Every kid goes through a stage where they begin to realize that they are their own person, and that they have their own desires and motivations. They stop being ok with just going along with everyone else's agenda. And this is a good thing; if humans didn't have this drive, no one would ever break away from the status quo, and we'd all still be living in caves, afraid of fire.

As a new would-be educator, though, I've recently been on the receiving end of quite a few "you can't make me"s, in one form or another. So, as sort of a cosmic FYI to every snarky 16 year old who wants to challenge my control over their actions, I have this to say in reply:

Of course I can't make you. I can't make anyone do anything, unless you count making a baby dance. You are a free and independent person with your own will and your own decisions to make. I have no desire to "make" you do anything. That's not what I'm here for.

I'll tell you what I am here for: to give you information. I provide you with different kinds of information. Some of this information is designed to help you become a better-informed human member of the world, like explaining to you what a verb is, and that Mark Twain is not, actually, still alive. Some of this information is to help you make a decision--like the information that this project is worth 20% of your grade, and if you make the decision not to complete it, you will also be making the decision not to graduate high school. 

If you don't like the information I provide to you, don't blame me. I didn't make the world the way it is. I'm just trying to show you, as best I can, the truth.

If you choose not to learn the information I give you, don't blame me. Also don't apologize to me. I'm not here for me. I'm here for you.

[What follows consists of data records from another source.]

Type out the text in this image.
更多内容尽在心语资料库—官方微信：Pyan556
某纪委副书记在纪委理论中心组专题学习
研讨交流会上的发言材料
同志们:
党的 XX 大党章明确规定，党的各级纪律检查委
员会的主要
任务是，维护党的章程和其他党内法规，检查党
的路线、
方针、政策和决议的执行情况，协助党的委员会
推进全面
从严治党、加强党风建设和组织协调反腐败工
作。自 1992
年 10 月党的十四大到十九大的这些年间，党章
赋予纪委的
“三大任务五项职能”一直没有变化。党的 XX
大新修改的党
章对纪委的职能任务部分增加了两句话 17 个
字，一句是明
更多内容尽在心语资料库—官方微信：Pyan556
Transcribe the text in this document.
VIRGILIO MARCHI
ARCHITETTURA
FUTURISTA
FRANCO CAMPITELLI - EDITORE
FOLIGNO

It doesn't hurt my feelings if you don't do the reading, it only hurts you.

As near-adults about to emerge from the chrysalis of high school and into the huge, messy, sticky jungle of "reality," what I want for you is not to be vessels of useless information, or parrots of my words and ideas; what I want from you is to have the tools and techniques necessary to become free-thinking, well-spoken, independent-minded individuals.

But it's your choice; I can't make you.